I don't know how to feel about this work. Some of Fleischer's interpretations are highly questionable. If you go back to the source of the text he is citing, it is not that he is flat-out wrong in how he is interpreting the text, but it certainly is odd. It is not how any normal person would read what Marx is writing.
Eric Mosbacher's translation, in my view, does not serve the text well.

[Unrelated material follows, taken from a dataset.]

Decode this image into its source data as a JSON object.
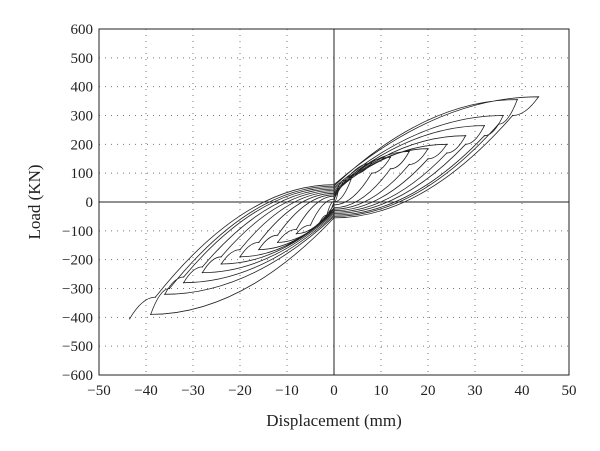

It has led to some rather peculiar renderings, such as the following passage on primitive society:
"It was a 'wonderful social system', he says, as it left no room for domination and subjection. ... Thus what followed seemed to be a deep degradation, 'a fall from grace from the simple moral height of the old clan society'."
Whereas in the copy of the book he is referencing, The Origin of Family, Private Property and the State, it reads:
"But it was broken by influences which from the very start appear as a degradation, a fall from the simple moral greatness of the old gentile society."
The latter quoted text is a stark departure from the rendition of it contained in Fleischer's text. There are many instances of such translations and interpretations in this book.
He also claims that when Marx describes how the transition between different modes of production happened as a result of the contradiction between the forces and relations of production, that Marx only meant that that is what happened between the transition of feudalism to capitalism, and that is what will happen in the transition from capitalism to socialism, but that Marx never meant to apply such an idea to any of the previous transitory modes of production. Now, I am not completely opposed to this interpretation of the text--it is certainly interesting and plausible. However, the source material he is citing is so hard to read that way.
I will probably need to reread Marx and Engels if I am to decide whether or not I agree with Fleischer's argument here.
Regardless of those issues, though, the book takes a massive drop in quality once it starts describing what communism is in Chapter 3, Subsection "The Marxist projection of the future." The author is entrenched in humanism and has a deep-seated dislike of Hegel. For that reason, he falls into various idealisms when describing communism due to his failure to grasp the radicality of Hegel's thought that can, through a reversal, be profoundly materialist. Moreover, his failure to understand Hegel also explains why he makes wild claims, such as how Engels supposedly wrote "apologia for slavery."